Ken D'Angelo of Target Investigations http://www.target-investigations.com/home.html gave these helpful hints during a Law Day program sponsored by the Montgomery County Maryland Bar Association on May 18, 2012.
- Create a new Email Address with a unique password for your legal correspondence.
- Consider purchasing a pre-paid cellphone to use for your legal communications.
- Do not use cordless or landline telephones at home.
- Always lock your cell phone, tablet and computer and change the passwords.
- Use password protected screen savers and turn off computers when not in use.
- Change passwords for Email accounts regularly and do not use actual words as passwords. Use long, complex passwords instead.
- Do not share your cellphone, tablet or computer with others, including your children.
- Consider using a work or friend’s computer for your legal communications.
- Turn off all location tracking apps on mobile devices. When in doubt turn it off.
- Be aware of the use of hidden and computer/IP cameras.
- Have your mail forwarded to a secure private mail facility or P.O. Box.
- Separate financial/utility accounts and password protect them.
- Always lock your vehicle and maintain control of all keys.
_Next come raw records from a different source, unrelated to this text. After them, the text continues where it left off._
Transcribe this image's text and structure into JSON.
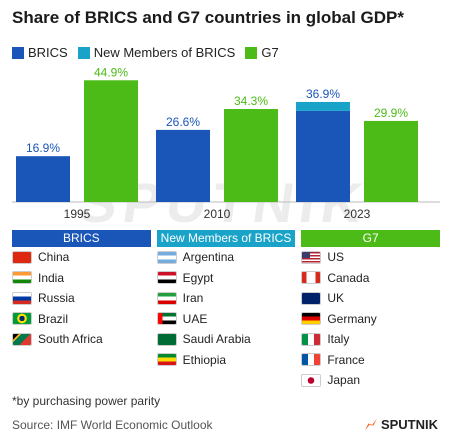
{
  "title": "Share of BRICS and G7 countries in global GDP*",
  "legend": [
    {
      "label": "BRICS",
      "color": "#1a56b8"
    },
    {
      "label": "New Members of BRICS",
      "color": "#1aa3c9"
    },
    {
      "label": "G7",
      "color": "#4cbb17"
    }
  ],
  "chart_data": {
    "type": "bar",
    "title": "Share of BRICS and G7 countries in global GDP*",
    "categories": [
      "1995",
      "2010",
      "2023"
    ],
    "ylim": [
      0,
      50
    ],
    "series": [
      {
        "name": "BRICS",
        "values": [
          16.9,
          26.6,
          33.6
        ],
        "color": "#1a56b8"
      },
      {
        "name": "New Members of BRICS",
        "values": [
          0,
          0,
          3.3
        ],
        "color": "#1aa3c9"
      },
      {
        "name": "G7",
        "values": [
          44.9,
          34.3,
          29.9
        ],
        "color": "#4cbb17"
      }
    ],
    "labels": {
      "brics_total": [
        "16.9%",
        "26.6%",
        "36.9%"
      ],
      "g7": [
        "44.9%",
        "34.3%",
        "29.9%"
      ]
    },
    "stacked": [
      "BRICS",
      "New Members of BRICS"
    ],
    "label_colors": {
      "brics": "#1a56b8",
      "g7": "#4cbb17"
    }
  },
  "columns": [
    {
      "header": "BRICS",
      "color": "#1a56b8",
      "countries": [
        {
          "name": "China",
          "flag": "china-flag"
        },
        {
          "name": "India",
          "flag": "india-flag"
        },
        {
          "name": "Russia",
          "flag": "russia-flag"
        },
        {
          "name": "Brazil",
          "flag": "brazil-flag"
        },
        {
          "name": "South Africa",
          "flag": "south-africa-flag"
        }
      ]
    },
    {
      "header": "New Members of BRICS",
      "color": "#1aa3c9",
      "countries": [
        {
          "name": "Argentina",
          "flag": "argentina-flag"
        },
        {
          "name": "Egypt",
          "flag": "egypt-flag"
        },
        {
          "name": "Iran",
          "flag": "iran-flag"
        },
        {
          "name": "UAE",
          "flag": "uae-flag"
        },
        {
          "name": "Saudi Arabia",
          "flag": "saudi-arabia-flag"
        },
        {
          "name": "Ethiopia",
          "flag": "ethiopia-flag"
        }
      ]
    },
    {
      "header": "G7",
      "color": "#4cbb17",
      "countries": [
        {
          "name": "US",
          "flag": "us-flag"
        },
        {
          "name": "Canada",
          "flag": "canada-flag"
        },
        {
          "name": "UK",
          "flag": "uk-flag"
        },
        {
          "name": "Germany",
          "flag": "germany-flag"
        },
        {
          "name": "Italy",
          "flag": "italy-flag"
        },
        {
          "name": "France",
          "flag": "france-flag"
        },
        {
          "name": "Japan",
          "flag": "japan-flag"
        }
      ]
    }
  ],
  "footnote": "*by purchasing power parity",
  "source": "Source: IMF World Economic Outlook",
  "brand": "SPUTNIK",
  "watermark": "SPUTNIK"
}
- Be aware of your surroundings, especially when leaving your home or office.
- Communicate with neighbors and report any suspicious vehicles to the police.
- Shred unwanted personal papers and place important documents in a secure location. Be careful what you put in your trash bins.
- Suspend use of any social networking, IM’ing, chat rooms and/or dating websites.
- Don’t discuss your legal case with casual friends or outsiders.
- Consider consulting with a personal security professional regarding any specific concerns.
- Behave. Don’t do anything you wouldn’t want discussed in open court.
Same Sex Couples Can't Get Married in Maryland (yet), But They Can Get Divorced.
Even though Maryland does not recognize same sex marriage, the Court of Appeals ruled that a valid out of state same sex marriage should be treated by the Maryland Courts as worthy of divorce. Jessica Port and Virginia Anne Cowan married in California in 2008, during a time when same sex marriage was legal in that state. The couple then moved to Maryland and two years later they agreed to mutually separate. Port filed for divorce in Prince George’s County, and Cowan did not contest the Complaint. The Judge hearing their case denied the requested relief on the basis that the marriage was “not valid” and “contrary to the public policy of Maryland.” Both parties appealed the Circuit Court decision.
“Must the Circuit Court grant a divorce to two people of the same sex who were validly married in another jurisdiction and who otherwise meet the criteria for divorce under Maryland law?” The Court of Appeals answered in a 7-0 decision, yes and remanded the case to the Circuit Court with direction to grant a final divorce.